학술논문

A Novel Multi-Class EEG-Based Sleep Stage Classification System
Document Type
Periodical
Source
IEEE Transactions on Neural Systems and Rehabilitation Engineering IEEE Trans. Neural Syst. Rehabil. Eng. Neural Systems and Rehabilitation Engineering, IEEE Transactions on. 26(1):84-95 Jan, 2018
Subject
Bioengineering
Computing and Processing
Robotics and Control Systems
Signal Processing and Analysis
Communication, Networking and Broadcast Technologies
Electroencephalography
Sleep
Feature extraction
Electrooculography
Entropy
Support vector machines
Time-frequency analysis
Sleep stages
classification
minimal-redundancy-maximal-relevance (mRMR)
random forest (RF)
electroencephalogram (EEG)
gamma
subject cross-validation
Language
ISSN
1534-4320
1558-0210
Abstract
Sleep stage classification is one of the most critical steps in effective diagnosis and the treatment of sleep-related disorders.
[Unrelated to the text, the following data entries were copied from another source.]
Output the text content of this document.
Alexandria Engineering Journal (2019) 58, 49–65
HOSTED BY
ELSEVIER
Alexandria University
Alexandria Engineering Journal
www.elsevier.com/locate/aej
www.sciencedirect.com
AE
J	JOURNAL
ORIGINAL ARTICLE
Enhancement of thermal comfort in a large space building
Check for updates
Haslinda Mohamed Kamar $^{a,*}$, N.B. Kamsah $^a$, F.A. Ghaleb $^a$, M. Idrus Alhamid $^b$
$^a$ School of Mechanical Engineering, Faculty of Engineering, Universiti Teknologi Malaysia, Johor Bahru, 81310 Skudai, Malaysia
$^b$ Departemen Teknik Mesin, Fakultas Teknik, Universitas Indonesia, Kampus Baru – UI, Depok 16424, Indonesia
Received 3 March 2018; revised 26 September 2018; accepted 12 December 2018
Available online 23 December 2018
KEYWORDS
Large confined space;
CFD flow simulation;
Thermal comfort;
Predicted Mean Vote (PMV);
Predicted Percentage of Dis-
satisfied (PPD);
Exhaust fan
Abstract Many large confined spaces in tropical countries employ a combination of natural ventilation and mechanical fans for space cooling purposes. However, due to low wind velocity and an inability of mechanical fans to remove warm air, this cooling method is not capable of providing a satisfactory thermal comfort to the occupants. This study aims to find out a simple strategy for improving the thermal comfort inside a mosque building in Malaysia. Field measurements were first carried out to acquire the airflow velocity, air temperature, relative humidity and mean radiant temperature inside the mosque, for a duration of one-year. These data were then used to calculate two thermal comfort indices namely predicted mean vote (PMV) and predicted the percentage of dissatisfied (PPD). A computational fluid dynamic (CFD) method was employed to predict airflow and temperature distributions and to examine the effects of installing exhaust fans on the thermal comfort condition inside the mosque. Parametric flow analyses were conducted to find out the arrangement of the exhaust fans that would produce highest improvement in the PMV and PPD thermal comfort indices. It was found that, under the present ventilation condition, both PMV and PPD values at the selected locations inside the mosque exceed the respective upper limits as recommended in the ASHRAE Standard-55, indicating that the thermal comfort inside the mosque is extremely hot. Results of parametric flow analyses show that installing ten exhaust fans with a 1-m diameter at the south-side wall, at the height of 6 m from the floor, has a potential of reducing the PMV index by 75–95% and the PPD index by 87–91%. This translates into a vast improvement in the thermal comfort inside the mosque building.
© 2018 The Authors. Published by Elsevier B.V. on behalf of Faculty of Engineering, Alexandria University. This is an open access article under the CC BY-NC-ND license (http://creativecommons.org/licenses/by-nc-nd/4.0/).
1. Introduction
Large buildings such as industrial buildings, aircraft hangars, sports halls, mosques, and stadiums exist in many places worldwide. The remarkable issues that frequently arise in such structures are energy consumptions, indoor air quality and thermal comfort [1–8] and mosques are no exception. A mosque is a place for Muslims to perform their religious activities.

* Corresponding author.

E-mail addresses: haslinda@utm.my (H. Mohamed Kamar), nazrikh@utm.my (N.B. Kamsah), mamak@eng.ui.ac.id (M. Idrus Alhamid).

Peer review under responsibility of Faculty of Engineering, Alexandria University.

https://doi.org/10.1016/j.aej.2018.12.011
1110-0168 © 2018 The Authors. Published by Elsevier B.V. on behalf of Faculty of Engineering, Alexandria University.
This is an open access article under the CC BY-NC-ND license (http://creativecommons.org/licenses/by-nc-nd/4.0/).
Visual inspection undertaken by sleep experts is a time-consuming and burdensome task. A computer-assisted sleep stage classification system is thus essential for both sleep-related disorders diagnosis and sleep monitoring. In this paper, we propose a system to classify the wake and sleep stages with high rates of sensitivity and specificity. The EEG signals of 25 subjects with suspected sleep-disordered breathing, and the EEG signals of 20 healthy subjects from three data sets are used. Every EEG epoch is decomposed into eight subband epochs each of which has a frequency band pertaining to one EEG rhythm (i.e., delta, theta, alpha, sigma, beta 1, beta 2, gamma 1, or gamma 2). Thirteen features are extracted from each subband epoch. Therefore, 104 features are totally obtained for every EEG epoch. The Kruskal–Wallis test is used to examine the significance of the features. Non-significant features are discarded. The minimal-redundancy-maximal-relevance feature selection algorithm is then used to eliminate redundant and irrelevant features. The features selected are classified by a random forest classifier. To set the system parameters and to evaluate the system performance, nested 5-fold cross-validation and subject cross-validation are performed. The performance of our proposed system is evaluated for different multi-class classification problems. The minimum overall accuracy rates obtained are 95.31% and 86.64% for nested 5-fold and subject cross-validation, respectively. The system performance is promising in terms of the accuracy, sensitivity, and specificity rates compared with the ones of the state-of-the-art systems. The proposed system can be used in health care applications with the aim of improving sleep stage classification.